Power Rankings: Centers
Plus, of course, the 10 best games of the week.
by Doobie Okon / @doobieSLAM
It’s a position that used to key the great teams. Dwindling in importance in recent years, the monster in the middle often decided which franchises got the rings at the end of the season. From the likes of Wilt, Russell, Kareem, Shaq, Hakeem, Robinson, Ewing and others…any squad with a great center had a chance.
Now, there’s just one truly great center in the NBA, and it’s been like that for a while. MJ transformed the League into a much more guard-oriented, high-scoring, outside- shooting game, and now the center position seems much less valuable. However, it’s still an important part of the game for those that utilize their big man, especially athletic ones who can run with their guards. And because there’s such a lack of wondrous centers these days, the effective few are high commodities.
With that, my top ten centers as of right now:
Last year, the former Florida Gator star would’ve easily cracked the top five. However, his numbers (7.1 pts/8.2 boards), and more importantly his minutes (26.6), have seriously declined since his 2010-11 campaign where he posted 11.7 points and 10.4 rebounds in 32.8 minutes per contest. Luckily, Noah is not a numbers guy, and nobody can ever question his defense, hustle, leadership and daily effort. Still very young at 26, Noah remains an extremely significant part of the 13-3 Bulls and the fact that he’s grabbed 12 boards three times in his last four games is a great sign.
It’s tough to gauge just how good this 21-year-old is. The numbers speak volumes as Monroe averages 16.1 points and 9.4 rebounds in his sophomore stint, and was leading all centers with a 24.52 PER until Dwight dropped 24/25 Wednesday night. However, he’s on a very, very bad team in Detroit and isn’t the greatest defender, especially against quicker or thicker centers. With a polished offensive game (that includes a knack for passing) and youth on his side, the future seems very bright for Monroe.
I’m a big believer in defense, which is why it’s tough for me to include Brook in the top ten as he’s an atrocious stopper. His blocks are only a result of his length as he can’t guard a middle-schooler and his lack of mobility on defense is really puzzling given such an amazing offensive game. Lopez is out until February with a foot injury, so nobody knows what he’ll provide New Jersey with this season. Last year he posted less than six rebounds a game, which is just putrid for a seven-footer as he looked wholly awful on the entire defensive side. But, as you can clearly see, Brook sits in my top ten so he must be doing something right. To his credit, he’s played every game of his career until this current foot injury and his shooting game from the floor (career 50.4%) and the stripe (career 80.1%) is his ultimate strength. It also doesn’t help that he’s led the Nets to squat in his first few years, but for now, I’ll leave Brook alone. And to any Bargnani fans: I don’t want to hear it!

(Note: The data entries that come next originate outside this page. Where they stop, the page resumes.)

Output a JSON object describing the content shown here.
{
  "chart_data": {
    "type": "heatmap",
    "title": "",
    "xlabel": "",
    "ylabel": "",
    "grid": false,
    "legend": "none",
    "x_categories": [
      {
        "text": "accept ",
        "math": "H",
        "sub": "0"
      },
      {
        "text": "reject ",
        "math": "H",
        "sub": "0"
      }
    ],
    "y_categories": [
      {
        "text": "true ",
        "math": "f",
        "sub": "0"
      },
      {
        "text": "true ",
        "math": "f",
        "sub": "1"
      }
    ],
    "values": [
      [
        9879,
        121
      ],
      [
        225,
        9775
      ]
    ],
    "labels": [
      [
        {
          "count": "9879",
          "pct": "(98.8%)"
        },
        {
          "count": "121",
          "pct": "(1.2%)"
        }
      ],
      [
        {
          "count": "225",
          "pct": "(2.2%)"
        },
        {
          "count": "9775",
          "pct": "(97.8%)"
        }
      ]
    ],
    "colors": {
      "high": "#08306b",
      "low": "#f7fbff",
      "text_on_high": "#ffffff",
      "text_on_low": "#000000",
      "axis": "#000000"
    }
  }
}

Ever since Amar’e left Phoenix, the Suns have become somewhat of a forgotten team. Well, take notice, because they have one of the most underrated players in the League lurking in the middle. I particularly like Gortat because he’s very solid on both ends of the floor, and it’s really showing up his first 14 games of the season. He demonstrates very good position when defending the post and rebounds among the best. Ever since the Suns gave him the playing time that Orlando never did, the Polish monster has responded with 9.3 boards in 29.8 minutes over the last two seasons. Gortat can also move fairly well in Steve Nash’s half-court set and has a nice jumper in his arsenal. Keep an eye on Phoenix’s big man if you haven’t already.
Big Al seems like he’s been around forever, but he’s only 27 and leading one of the most surprising teams in the League in the 9-5 Utah Jazz. Jefferson should never really average less than 20/10, but I’ll take the 18.2/9.2 and 1.7 blocks that he’s providing for Utah right now. Jefferson also has fellow big man Paul Millsap to take some of the load off, and at 6-10, Al is a tad undersized for the center position. This fact and his problems on defense prove that he’s probably more suited for the 4, but I’m sure the Jazz don’t mind having this problem on their front-court given the talent of both.